The current Internet provides a single class of best-effort service while many applications have quality of service requirements. Expanding the current service model involves fundamental changes to the Internet that have proven difficult to realize. An alternate approach of adding enhanced functionality to applications in order to achieve certain quality of service requirements may well be more likely to see wide deployment.
In this thesis, we study realtime and priority data transfer over the best-effort Internet, emphasizing application-level approaches using TCP, the most prevalent transport protocol in the Internet. Our approach requires no support from the network or changes to TCP.

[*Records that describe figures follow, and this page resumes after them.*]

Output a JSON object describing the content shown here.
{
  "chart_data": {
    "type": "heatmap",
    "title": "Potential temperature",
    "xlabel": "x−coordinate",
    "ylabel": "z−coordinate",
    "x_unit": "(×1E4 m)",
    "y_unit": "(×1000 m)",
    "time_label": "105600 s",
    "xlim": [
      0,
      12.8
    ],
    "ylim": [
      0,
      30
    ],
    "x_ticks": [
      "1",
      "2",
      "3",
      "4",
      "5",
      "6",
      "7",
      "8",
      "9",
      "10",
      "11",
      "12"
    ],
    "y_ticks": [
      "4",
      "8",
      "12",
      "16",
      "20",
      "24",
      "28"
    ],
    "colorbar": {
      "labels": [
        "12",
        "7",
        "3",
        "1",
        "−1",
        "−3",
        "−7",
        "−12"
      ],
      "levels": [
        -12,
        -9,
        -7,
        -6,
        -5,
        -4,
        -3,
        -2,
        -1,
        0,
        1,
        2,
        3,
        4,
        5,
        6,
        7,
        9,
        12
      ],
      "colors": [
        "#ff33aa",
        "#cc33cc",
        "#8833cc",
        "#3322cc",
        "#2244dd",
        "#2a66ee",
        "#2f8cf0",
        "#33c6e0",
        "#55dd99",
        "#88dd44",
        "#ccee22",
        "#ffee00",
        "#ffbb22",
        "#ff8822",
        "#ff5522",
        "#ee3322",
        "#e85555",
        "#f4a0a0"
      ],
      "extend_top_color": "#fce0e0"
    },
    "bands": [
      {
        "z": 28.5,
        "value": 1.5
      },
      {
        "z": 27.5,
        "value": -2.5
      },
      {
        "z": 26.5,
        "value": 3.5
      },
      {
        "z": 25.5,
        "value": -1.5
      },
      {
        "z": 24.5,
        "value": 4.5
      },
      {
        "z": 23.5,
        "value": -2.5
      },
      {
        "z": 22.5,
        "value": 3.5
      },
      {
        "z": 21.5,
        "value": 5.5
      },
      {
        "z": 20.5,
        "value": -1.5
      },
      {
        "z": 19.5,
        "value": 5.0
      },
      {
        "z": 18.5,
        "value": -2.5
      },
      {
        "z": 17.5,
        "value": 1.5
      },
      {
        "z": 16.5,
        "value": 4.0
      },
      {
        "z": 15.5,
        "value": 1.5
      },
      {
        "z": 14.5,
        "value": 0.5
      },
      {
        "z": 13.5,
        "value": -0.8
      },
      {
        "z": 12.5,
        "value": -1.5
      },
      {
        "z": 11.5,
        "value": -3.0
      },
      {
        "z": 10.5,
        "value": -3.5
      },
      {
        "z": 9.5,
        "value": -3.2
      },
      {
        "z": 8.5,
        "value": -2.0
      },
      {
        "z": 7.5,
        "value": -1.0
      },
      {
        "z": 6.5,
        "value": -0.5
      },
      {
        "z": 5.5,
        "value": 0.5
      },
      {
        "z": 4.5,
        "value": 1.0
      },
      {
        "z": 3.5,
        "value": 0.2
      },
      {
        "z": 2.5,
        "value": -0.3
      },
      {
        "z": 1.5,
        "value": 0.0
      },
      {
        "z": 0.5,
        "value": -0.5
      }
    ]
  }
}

We first investigate the performance of using TCP for multimedia streaming. Using analytic models that are validated though both simulation and experiments over the Internet, our study shows that despite the possibility of large delays due to the backoff and retransmission in TCP, TCP generally provides satisfactory streaming performance when the achievable TCP throughput rate is roughly twice the media bitrate, with only a few seconds of startup delay. We then develop application-level algorithms for a so-called low-priority service, which consumes network bandwidth only when it would not otherwise be used by TCP-based applications. Simulation results demonstrate that these algorithms work almost as well as a transport layer approach. Finally, we consider applications that involve one data sink and multiple data sources at geographically distributed locations. We solve this problem by a novel application-layer multipath technique. Using a combination of analysis and simulation, we show that a carefully designed application-level approach using TCP performs close to the optimal algorithm.